Menjadi Au Pair di Jerman
2 September 2013Tahun 2011, Paradiscoco Pakpahan menjejakkan kakinya ke Jerman. Paradiscoco datang ke Jerman untuk mengikuti program Au Pair. Ia berbagi kisah pengalamannya: “Saya mencari-cari informasi di internet tentang program Au Pair ini. Lalu akhirnya melamar dan diterima. Orangtua dari anak yang saya asuh juga sudah bertukar kontak dengan saya lewat chatting di internet.“
Saling membantu
Sebagai imbalan, para Au Pair ini dapat tinggal dan makan tanpa bayar dan memperoleh uang saku. Uang sakunya rata-rata sekitar 260 Euro per bulan.
“Program ini sangat baik, karena bukan sekedar saling membantu tapi juga saling memperkenalkan budaya kedua belah pihak,” tandas Paradiscoco.
Jam kerja Paradiscoco sebagai Au Pair sekitar 30 jam perminggunya. Dalam setahun, ia boleh mengambil cuti empat minggu.
Biasanya Au pair bekerja dari Senin sampai Jumat, pagi sampai siang atau siang sampai sore. Kadang-kadang –meski cukup jarang— jam kerjanya pindah ke malam hari, jika si orang tua ingin keluar malam.
Untuk mengikuti program Au Pair ini, ada kontrak kerja yang disepakati kedua belah pihak, orang tua si bocah dengan Au Pair. Kontrak kerja sebagai Au Pair hanya berlaku selama setahun, termasuk kewajiban majikan untuk membayar kursus Bahasa Jerman bagi sang Au Pair. Namun bukan artinya Au Pair tak bisa Bahasa Jerman sama sekali. Jika ingin menjadi Au Pair di Jerman, mereka harus lulus kursus Bahasa Jerman tingkat dasar dulu, sebelum melamar.
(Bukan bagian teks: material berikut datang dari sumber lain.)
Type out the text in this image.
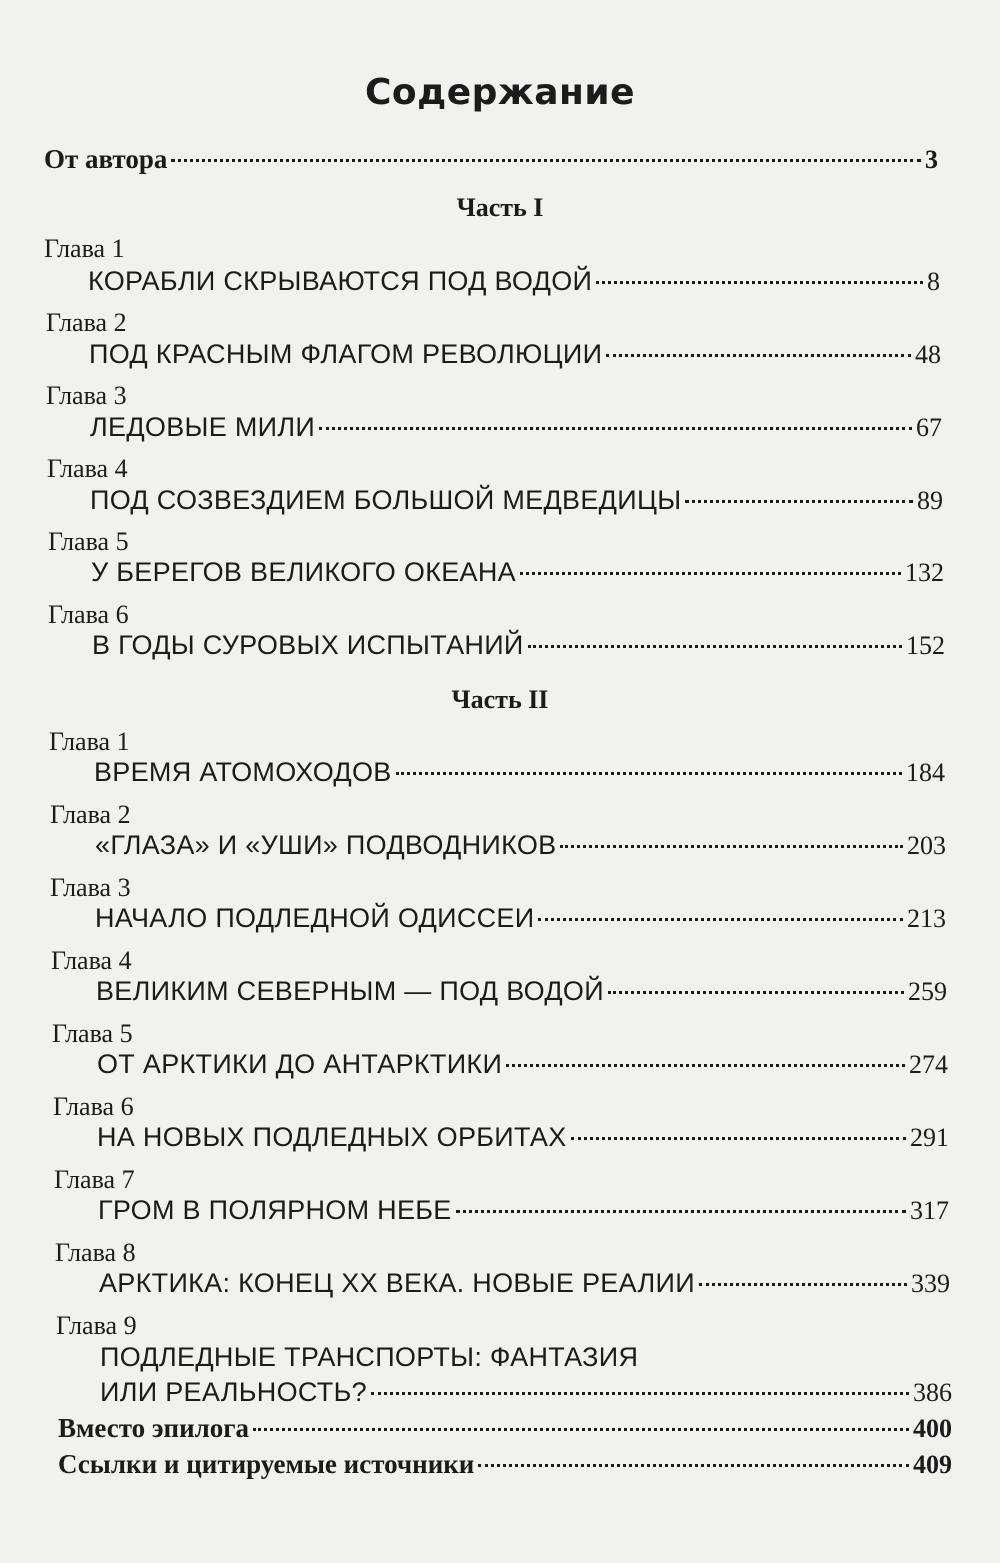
Содержание
От автора	3
Часть I
Глава 1
КОРАБЛИ СКРЫВАЮТСЯ ПОД ВОДОЙ	8
Глава 2
ПОД КРАСНЫМ ФЛАГОМ РЕВОЛЮЦИИ	48
Глава 3
ЛЕДОВЫЕ МИЛИ	67
Глава 4
ПОД СОЗВЕЗДИЕМ БОЛЬШОЙ МЕДВЕДИЦЫ	89
Глава 5
У БЕРЕГОВ ВЕЛИКОГО ОКЕАНА	132
Глава 6
В ГОДЫ СУРОВЫХ ИСПЫТАНИЙ	152
Часть II
Глава 1
ВРЕМЯ АТОМОХОДОВ	184
Глава 2
«ГЛАЗА» И «УШИ» ПОДВОДНИКОВ	203
Глава 3
НАЧАЛО ПОДЛЕДНОЙ ОДИССЕИ	213
Глава 4
ВЕЛИКИМ СЕВЕРНЫМ — ПОД ВОДОЙ	259
Глава 5
ОТ АРКТИКИ ДО АНТАРКТИКИ	274
Глава 6
НА НОВЫХ ПОДЛЕДНЫХ ОРБИТАХ	291
Глава 7
ГРОМ В ПОЛЯРНОМ НЕБЕ	317
Глава 8
АРКТИКА: КОНЕЦ XX ВЕКА. НОВЫЕ РЕАЛИИ	339
Глава 9
ПОДЛЕДНЫЕ ТРАНСПОРТЫ: ФАНТАЗИЯ
ИЛИ РЕАЛЬНОСТЬ?	386
Вместо эпилога	400
Ссылки и цитируемые источники	409
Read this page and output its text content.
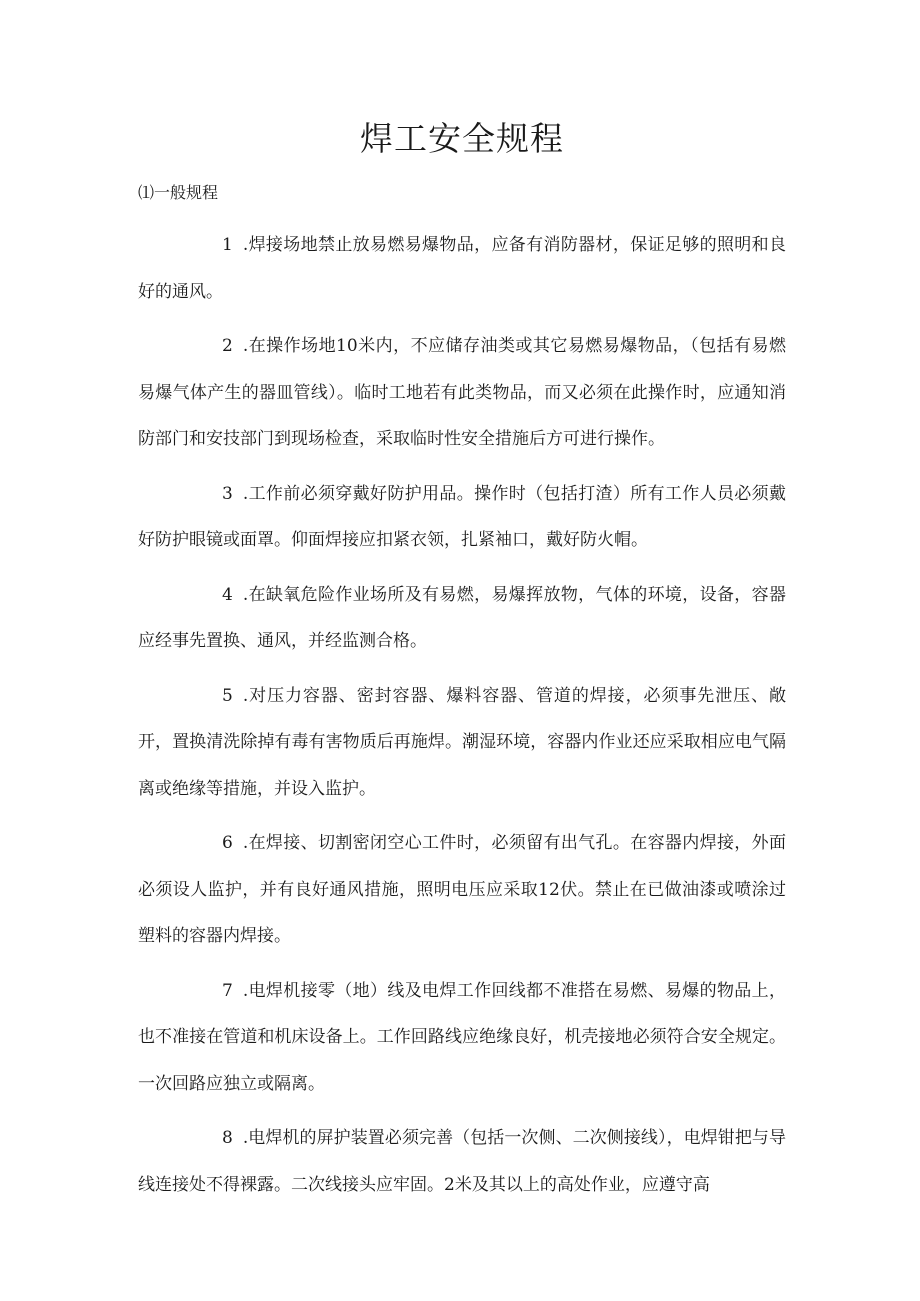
焊工安全规程
⑴一般规程

1 .焊接场地禁止放易燃易爆物品，应备有消防器材，保证足够的照明和良好的通风。

2 .在操作场地10米内，不应储存油类或其它易燃易爆物品，（包括有易燃易爆气体产生的器皿管线）。临时工地若有此类物品，而又必须在此操作时，应通知消防部门和安技部门到现场检查，采取临时性安全措施后方可进行操作。

3 .工作前必须穿戴好防护用品。操作时（包括打渣）所有工作人员必须戴好防护眼镜或面罩。仰面焊接应扣紧衣领，扎紧袖口，戴好防火帽。

4 .在缺氧危险作业场所及有易燃，易爆挥放物，气体的环境，设备，容器应经事先置换、通风，并经监测合格。

5 .对压力容器、密封容器、爆料容器、管道的焊接，必须事先泄压、敞开，置换清洗除掉有毒有害物质后再施焊。潮湿环境，容器内作业还应采取相应电气隔离或绝缘等措施，并设入监护。

6 .在焊接、切割密闭空心工件时，必须留有出气孔。在容器内焊接，外面必须设人监护，并有良好通风措施，照明电压应采取12伏。禁止在已做油漆或喷涂过塑料的容器内焊接。

7 .电焊机接零（地）线及电焊工作回线都不准搭在易燃、易爆的物品上，也不准接在管道和机床设备上。工作回路线应绝缘良好，机壳接地必须符合安全规定。一次回路应独立或隔离。

8 .电焊机的屏护装置必须完善（包括一次侧、二次侧接线），电焊钳把与导线连接处不得裸露。二次线接头应牢固。2米及其以上的高处作业，应遵守高
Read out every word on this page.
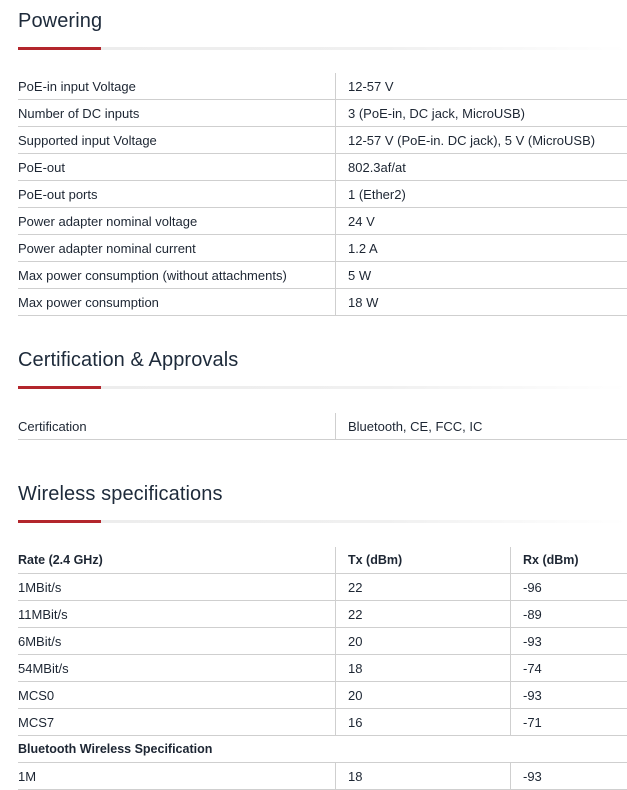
Powering
PoE-in input Voltage	12-57 V
Number of DC inputs	3 (PoE-in, DC jack, MicroUSB)
Supported input Voltage	12-57 V (PoE-in. DC jack), 5 V (MicroUSB)
PoE-out	802.3af/at
PoE-out ports	1 (Ether2)
Power adapter nominal voltage	24 V
Power adapter nominal current	1.2 A
Max power consumption (without attachments)	5 W
Max power consumption	18 W
Certification & Approvals
Certification	Bluetooth, CE, FCC, IC
Wireless specifications
Rate (2.4 GHz)	Tx (dBm)	Rx (dBm)
1MBit/s	22	-96
11MBit/s	22	-89
6MBit/s	20	-93
54MBit/s	18	-74
MCS0	20	-93
MCS7	16	-71
Bluetooth Wireless Specification		
1M	18	-93
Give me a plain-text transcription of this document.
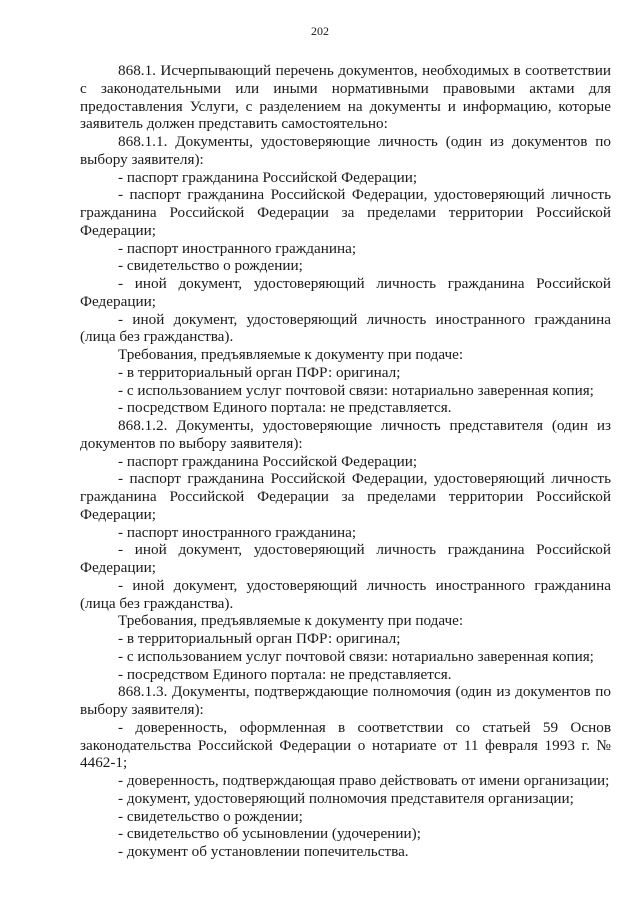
202

868.1. Исчерпывающий перечень документов, необходимых в соответствии с законодательными или иными нормативными правовыми актами для предоставления Услуги, с разделением на документы и информацию, которые заявитель должен представить самостоятельно:

868.1.1. Документы, удостоверяющие личность (один из документов по выбору заявителя):

- паспорт гражданина Российской Федерации;

- паспорт гражданина Российской Федерации, удостоверяющий личность гражданина Российской Федерации за пределами территории Российской Федерации;

- паспорт иностранного гражданина;

- свидетельство о рождении;

- иной документ, удостоверяющий личность гражданина Российской Федерации;

- иной документ, удостоверяющий личность иностранного гражданина (лица без гражданства).

Требования, предъявляемые к документу при подаче:

- в территориальный орган ПФР: оригинал;

- с использованием услуг почтовой связи: нотариально заверенная копия;

- посредством Единого портала: не представляется.

868.1.2. Документы, удостоверяющие личность представителя (один из документов по выбору заявителя):

- паспорт гражданина Российской Федерации;

- паспорт гражданина Российской Федерации, удостоверяющий личность гражданина Российской Федерации за пределами территории Российской Федерации;

- паспорт иностранного гражданина;

- иной документ, удостоверяющий личность гражданина Российской Федерации;

- иной документ, удостоверяющий личность иностранного гражданина (лица без гражданства).

Требования, предъявляемые к документу при подаче:

- в территориальный орган ПФР: оригинал;

- с использованием услуг почтовой связи: нотариально заверенная копия;

- посредством Единого портала: не представляется.

868.1.3. Документы, подтверждающие полномочия (один из документов по выбору заявителя):

- доверенность, оформленная в соответствии со статьей 59 Основ законодательства Российской Федерации о нотариате от 11 февраля 1993 г. № 4462-1;

- доверенность, подтверждающая право действовать от имени организации;

- документ, удостоверяющий полномочия представителя организации;

- свидетельство о рождении;

- свидетельство об усыновлении (удочерении);

- документ об установлении попечительства.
Baru ketika menjalankan program homestay sebagai Au Pair, kursusnya bisa dilanjutkan.
Bagaimana tiket pesawatnya?
Pengalaman serupa mencari informasi untuk mendaftar sebagai Au Pair diceritakan Sylvia Pujiwati. Setiap website yang menyuguhkan informasi Au Pair ditengoknya dengan telaten.
Jika tiket untuk Paradiscoco ditanggung majikan, lain halnya dengan Sylvia: “Sesuai kesepakatanku dengan gasteltern atau orang tua si bocah yang akan saya asuh, kami bayar tiket pesawat setengah-setengah. Uang tiketnya saya bayar dengan uang saku saya selama tiga bulan pertama.” Sylvia mengasuh sepasang balita kembar selama setahun mengikuti program Au Pair.
Pengalaman tak terlupakan
Apa pengalaman tak terlupakan sepanjang mengikuti program Au Pair? Pertama kali datang ke Jerman, Sylvia mendarat di bandara Frankfurt. Ia menceritakan, penerbangan itu merupakan pengalaman terbang pertama kalinya ke luar negeri seorang diri. Rasa takut ditepisnya, mengingat keinginannya yang besar untuk merasakan hidup di negeri empat musim: “Setibanya di bandara, tak ada yang menjemput. Gasteltern saya tinggalnya jauh di.utara, di Pulau Sylt, Kota Westerland. Dari Frankfurt saya masih harus menempuh perjalanan darat dengan kereta selama delapan jam, transit di Hamburg. Ganti kereta di sana.“
Sementara Paradiscoco, punya pengalaman unik saat mengasuh balita putri Loraine. “Orang-orang Jerman bertanya pada saya, apakah saya ayahnya? Muda sekali untuk punya anak. Saya jawab, saya hanya mengasuhnya sebagai Au Pair. Lalu orang-orang heran lagi, kok ada Au Pair laki-laki menjaga balita perempuan. Mungkin jarang ya..”ujar Paradiscoco sambil tertawa.
Setahun setelah mengasuh Loraine, tahun 2012 Paradiscoco mendapat kesempatan untuk bekerja magang di sebuah taman bermain anak-anak selama setahun, sebelum akhirnya mewujudkan cita-citanya untuk melanjutkan pendidikan keperawatan. “Dulu sebenarnya saya sudah sekolah sebagai perawat. Tapi kemudian ijazah saya di Indonesia tak diakui di Jerman. Jadi tak bisa langsung bekerja, saya harus ikut pendidikan lagi.”
Selama sebulan sebelum mengecap pendidikan kembali, ia mengambil liburan panjang, mengunjungi beberapa kota di Eropa. Bertukar budaya, menjalin persahabatan, menatap cakrawala yang lebih luas, meraih cita, lewat program Au Pair.